I've got some at home that are listed as 4000 mAh - although I'm dubious about that claim, but they are probably higher than 2600 mAh - as they are physically slightly larger than 18650's (so won't fit in 18650 battery holders, or anywhere that space is tight).

Got it. Thanks so much.
 

danadak

Active Member
I'd change all connectors to one standard, polarised type - eg. XC30 for something small like that.

If you cannot change the connection on whatever the battery is used with, use a short JST cable to an XC30 plug and leave that connected to the device.

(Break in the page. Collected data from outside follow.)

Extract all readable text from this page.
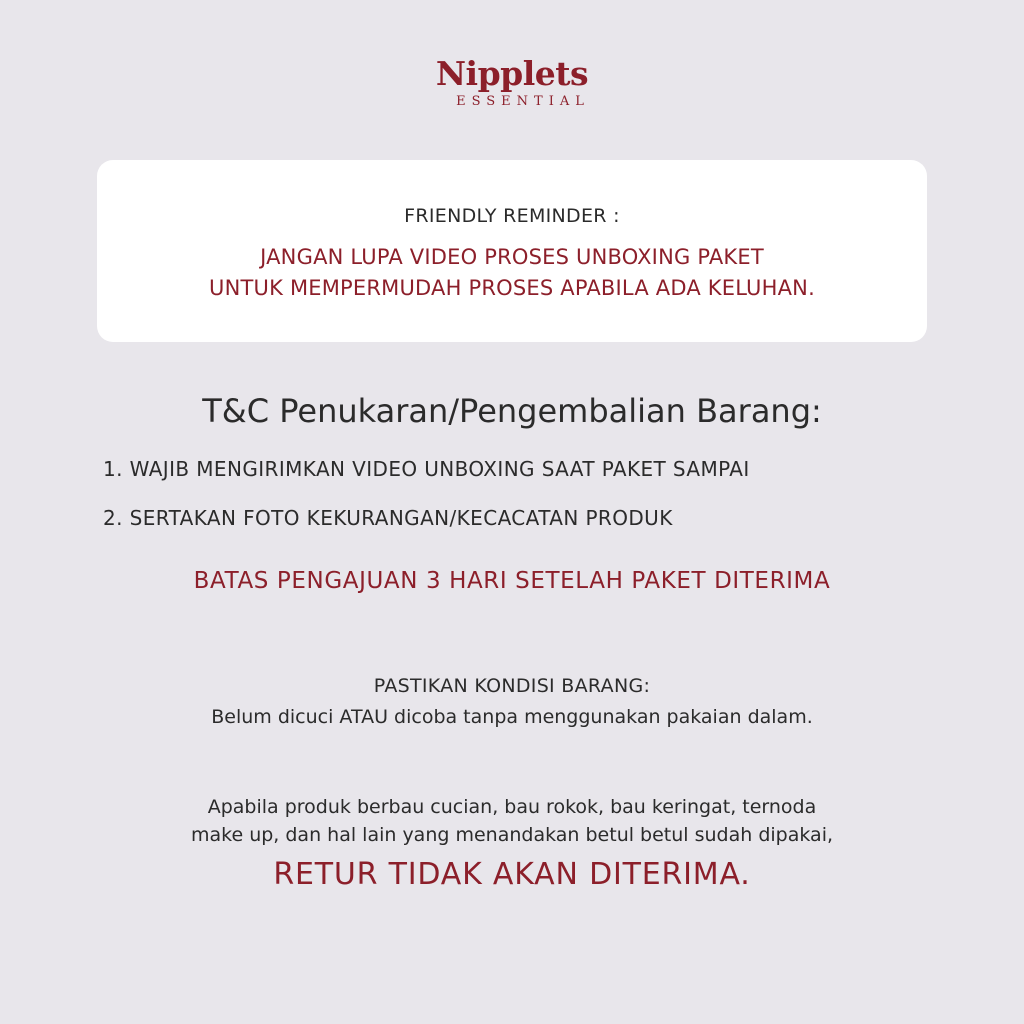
Nipplets
ESSENTIAL
FRIENDLY REMINDER :
JANGAN LUPA VIDEO PROSES UNBOXING PAKET
UNTUK MEMPERMUDAH PROSES APABILA ADA KELUHAN.
T&C Penukaran/Pengembalian Barang:
1. WAJIB MENGIRIMKAN VIDEO UNBOXING SAAT PAKET SAMPAI
2. SERTAKAN FOTO KEKURANGAN/KECACATAN PRODUK
BATAS PENGAJUAN 3 HARI SETELAH PAKET DITERIMA
PASTIKAN KONDISI BARANG:
Belum dicuci ATAU dicoba tanpa menggunakan pakaian dalam.
Apabila produk berbau cucian, bau rokok, bau keringat, ternoda
make up, dan hal lain yang menandakan betul betul sudah dipakai,
RETUR TIDAK AKAN DITERIMA.
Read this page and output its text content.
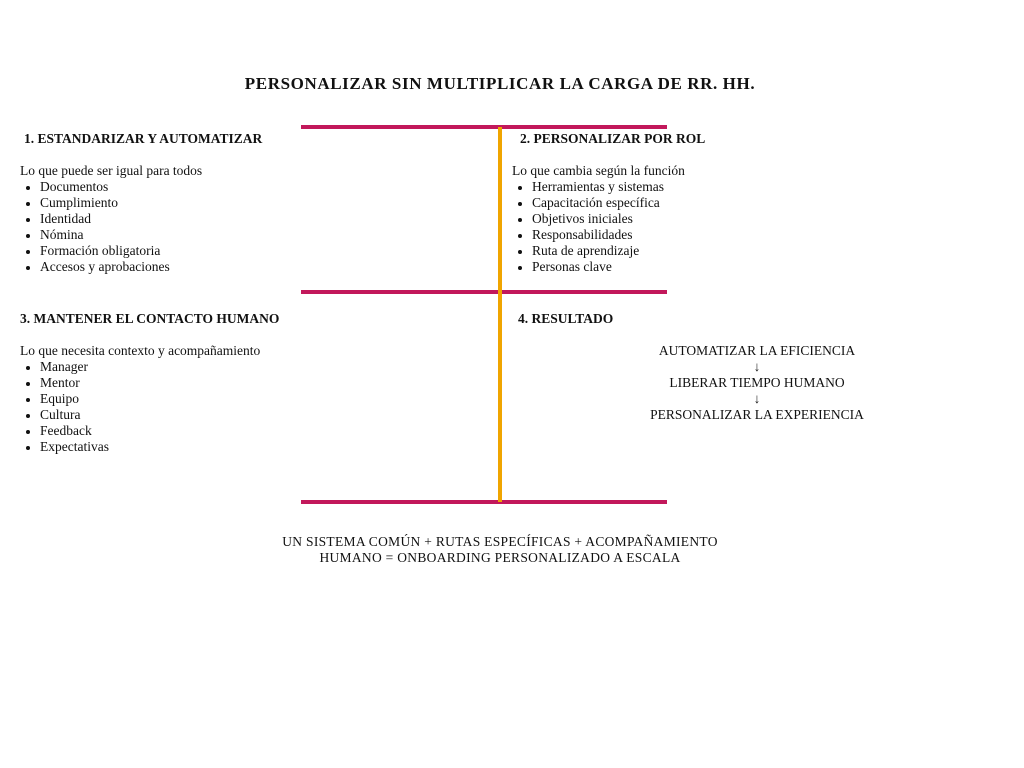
PERSONALIZAR SIN MULTIPLICAR LA CARGA DE RR. HH.
1. ESTANDARIZAR Y AUTOMATIZAR
Lo que puede ser igual para todos
Documentos
Cumplimiento
Identidad
Nómina
Formación obligatoria
Accesos y aprobaciones
2. PERSONALIZAR POR ROL
Lo que cambia según la función
Herramientas y sistemas
Capacitación específica
Objetivos iniciales
Responsabilidades
Ruta de aprendizaje
Personas clave
3. MANTENER EL CONTACTO HUMANO
Lo que necesita contexto y acompañamiento
Manager
Mentor
Equipo
Cultura
Feedback
Expectativas
4. RESULTADO
AUTOMATIZAR LA EFICIENCIA
↓
LIBERAR TIEMPO HUMANO
↓
PERSONALIZAR LA EXPERIENCIA
UN SISTEMA COMÚN + RUTAS ESPECÍFICAS + ACOMPAÑAMIENTO
HUMANO = ONBOARDING PERSONALIZADO A ESCALA
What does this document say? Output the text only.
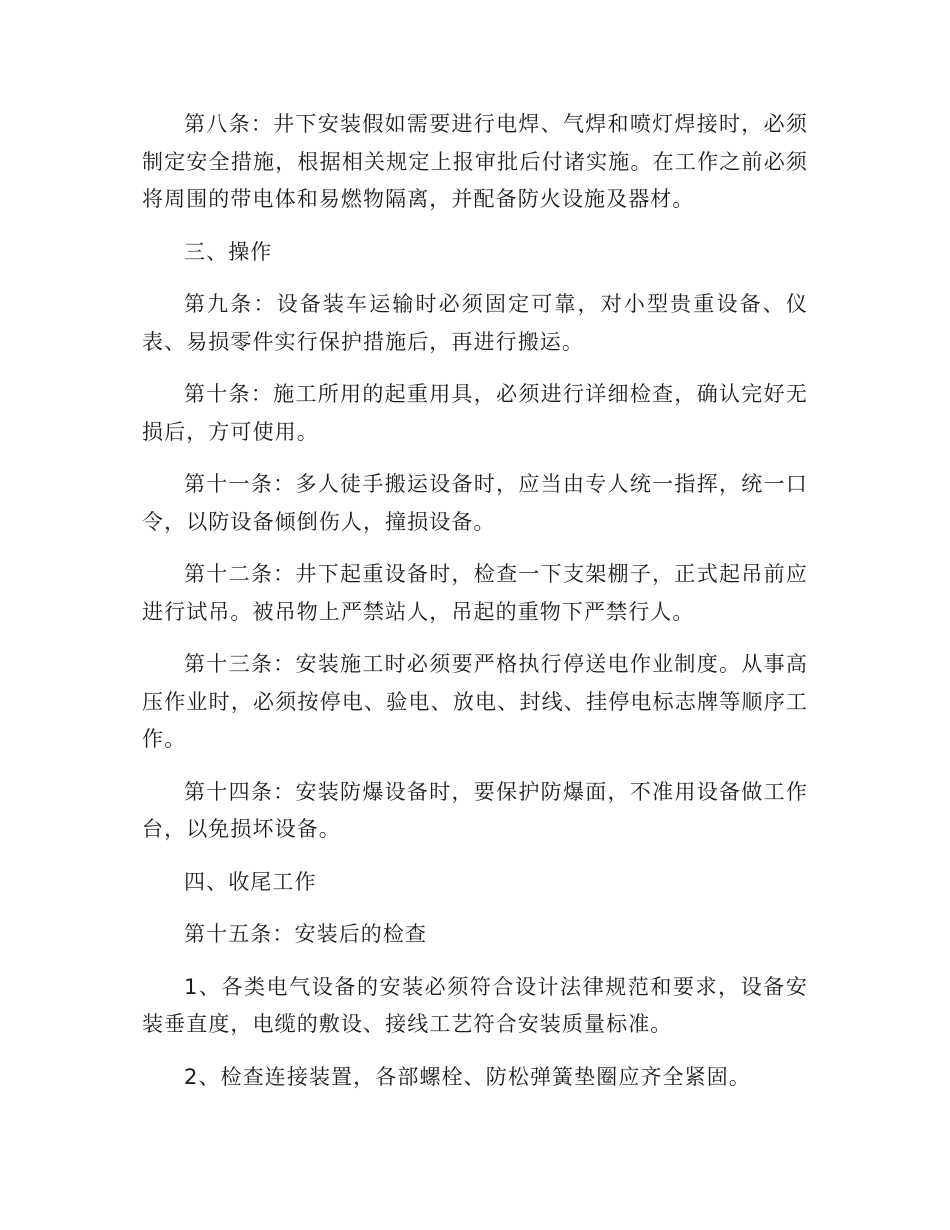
第八条：井下安装假如需要进行电焊、气焊和喷灯焊接时，必须制定安全措施，根据相关规定上报审批后付诸实施。在工作之前必须将周围的带电体和易燃物隔离，并配备防火设施及器材。

三、操作

第九条：设备装车运输时必须固定可靠，对小型贵重设备、仪表、易损零件实行保护措施后，再进行搬运。

第十条：施工所用的起重用具，必须进行详细检查，确认完好无损后，方可使用。

第十一条：多人徒手搬运设备时，应当由专人统一指挥，统一口令，以防设备倾倒伤人，撞损设备。

第十二条：井下起重设备时，检查一下支架棚子，正式起吊前应进行试吊。被吊物上严禁站人，吊起的重物下严禁行人。

第十三条：安装施工时必须要严格执行停送电作业制度。从事高压作业时，必须按停电、验电、放电、封线、挂停电标志牌等顺序工作。

第十四条：安装防爆设备时，要保护防爆面，不准用设备做工作台，以免损坏设备。

四、收尾工作

第十五条：安装后的检查

1、各类电气设备的安装必须符合设计法律规范和要求，设备安装垂直度，电缆的敷设、接线工艺符合安装质量标准。

2、检查连接装置，各部螺栓、防松弹簧垫圈应齐全紧固。
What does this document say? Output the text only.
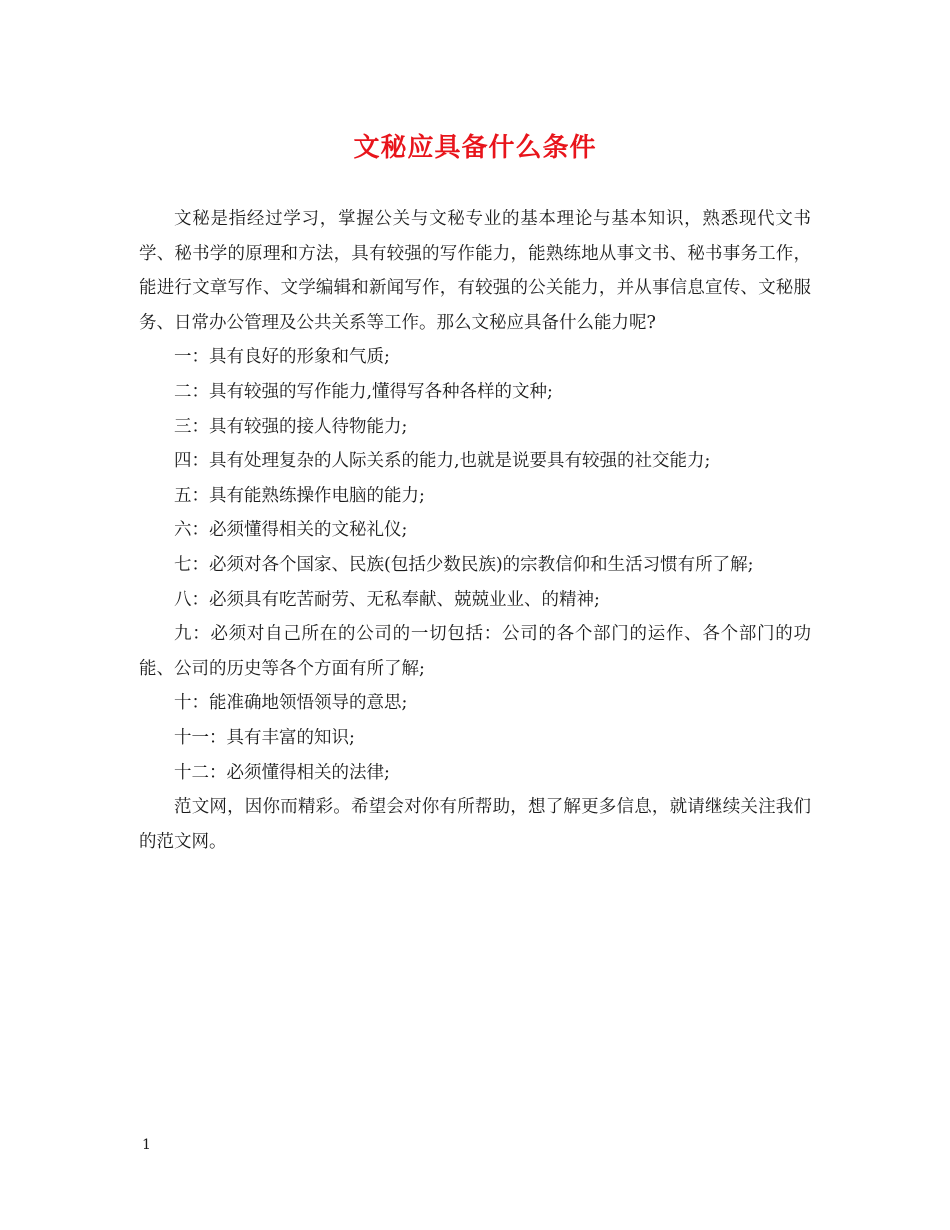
文秘应具备什么条件

文秘是指经过学习，掌握公关与文秘专业的基本理论与基本知识，熟悉现代文书学、秘书学的原理和方法，具有较强的写作能力，能熟练地从事文书、秘书事务工作，能进行文章写作、文学编辑和新闻写作，有较强的公关能力，并从事信息宣传、文秘服务、日常办公管理及公共关系等工作。那么文秘应具备什么能力呢?

一：具有良好的形象和气质;

二：具有较强的写作能力,懂得写各种各样的文种;

三：具有较强的接人待物能力;

四：具有处理复杂的人际关系的能力,也就是说要具有较强的社交能力;

五：具有能熟练操作电脑的能力;

六：必须懂得相关的文秘礼仪;

七：必须对各个国家、民族(包括少数民族)的宗教信仰和生活习惯有所了解;

八：必须具有吃苦耐劳、无私奉献、兢兢业业、的精神;

九：必须对自己所在的公司的一切包括：公司的各个部门的运作、各个部门的功能、公司的历史等各个方面有所了解;

十：能准确地领悟领导的意思;

十一：具有丰富的知识;

十二：必须懂得相关的法律;

范文网，因你而精彩。希望会对你有所帮助，想了解更多信息，就请继续关注我们的范文网。

1
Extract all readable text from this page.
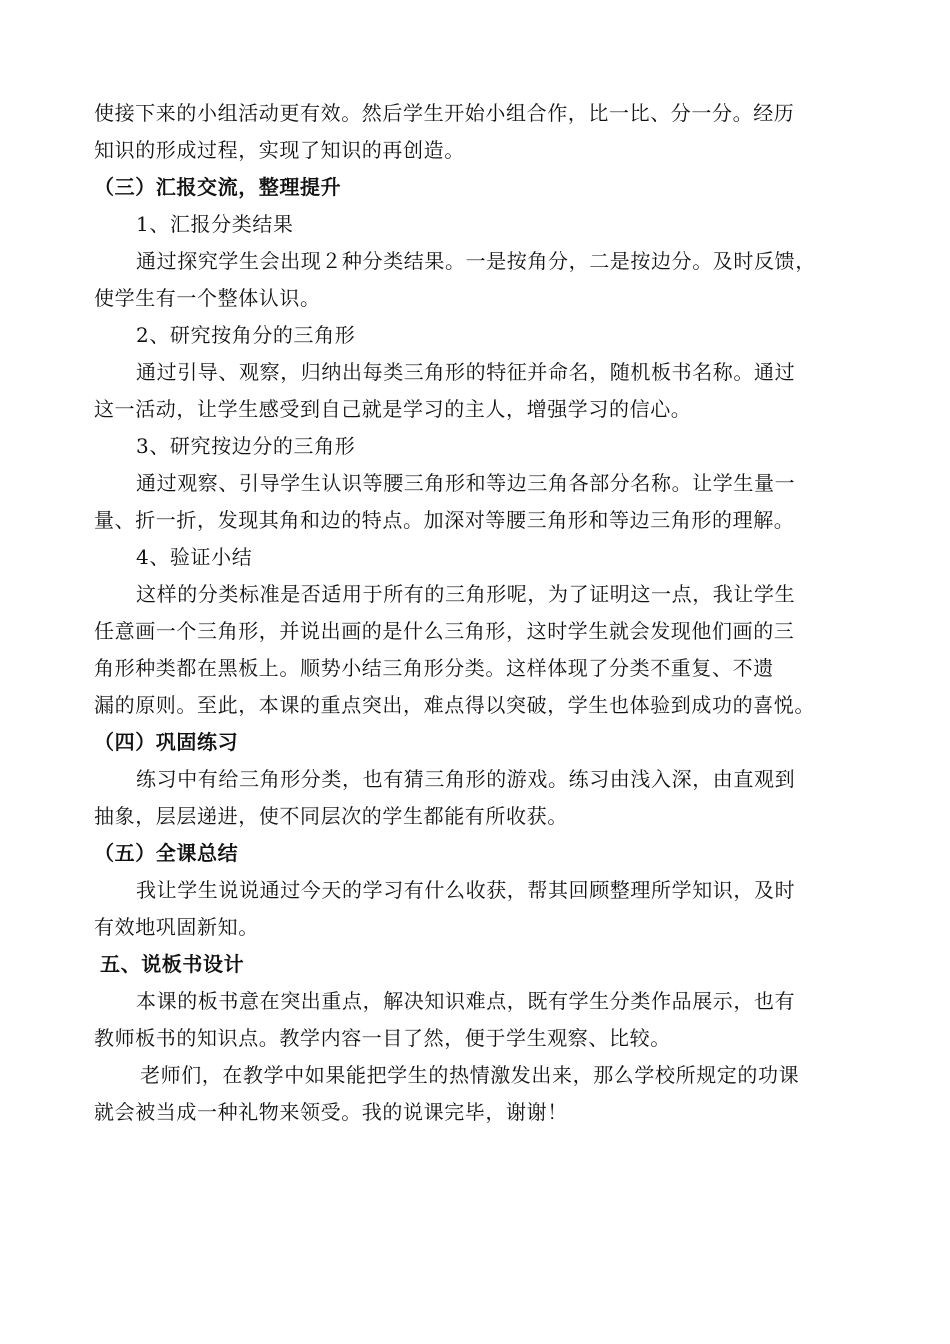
使接下来的小组活动更有效。然后学生开始小组合作，比一比、分一分。经历
知识的形成过程，实现了知识的再创造。
（三）汇报交流，整理提升
1、汇报分类结果
通过探究学生会出现２种分类结果。一是按角分，二是按边分。及时反馈，
使学生有一个整体认识。
2、研究按角分的三角形
通过引导、观察，归纳出每类三角形的特征并命名，随机板书名称。通过
这一活动，让学生感受到自己就是学习的主人，增强学习的信心。
3、研究按边分的三角形
通过观察、引导学生认识等腰三角形和等边三角各部分名称。让学生量一
量、折一折，发现其角和边的特点。加深对等腰三角形和等边三角形的理解。
4、验证小结
这样的分类标准是否适用于所有的三角形呢，为了证明这一点，我让学生
任意画一个三角形，并说出画的是什么三角形，这时学生就会发现他们画的三
角形种类都在黑板上。顺势小结三角形分类。这样体现了分类不重复、不遗
漏的原则。至此，本课的重点突出，难点得以突破，学生也体验到成功的喜悦。
（四）巩固练习
练习中有给三角形分类，也有猜三角形的游戏。练习由浅入深，由直观到
抽象，层层递进，使不同层次的学生都能有所收获。
（五）全课总结
我让学生说说通过今天的学习有什么收获，帮其回顾整理所学知识，及时
有效地巩固新知。
五、说板书设计
本课的板书意在突出重点，解决知识难点，既有学生分类作品展示，也有
教师板书的知识点。教学内容一目了然，便于学生观察、比较。
老师们，在教学中如果能把学生的热情激发出来，那么学校所规定的功课
就会被当成一种礼物来领受。我的说课完毕，谢谢！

(You cannot add diodes without messing up the charge voltage, on a fixed voltage charger. It would need an electronic sense circuit and relay, or something similar).
If you could find the charge sense line and connect it downstream of a
polarity protection diode that might work.


Regards, Dana.
 

Lax Luthier

New Member
I'd change all connectors to one standard, polarised type - eg. XC30 for something small like that.

If you cannot change the connection on whatever the battery is used with, use a short JST cable to an XC30 plug and leave that connected to the device.

(You cannot add diodes without messing up the charge voltage, on a fixed voltage charger. It would need an electronic sense circuit and relay, or something similar).
You could protect the circuitry with a diode connected reverse polarity from the + conductor to to ground, and a fuse in series with the + connector. A reverse polarity input would blow the fuse (which needs to be sized for current and speed). Shouldn't be too difficult to calculate.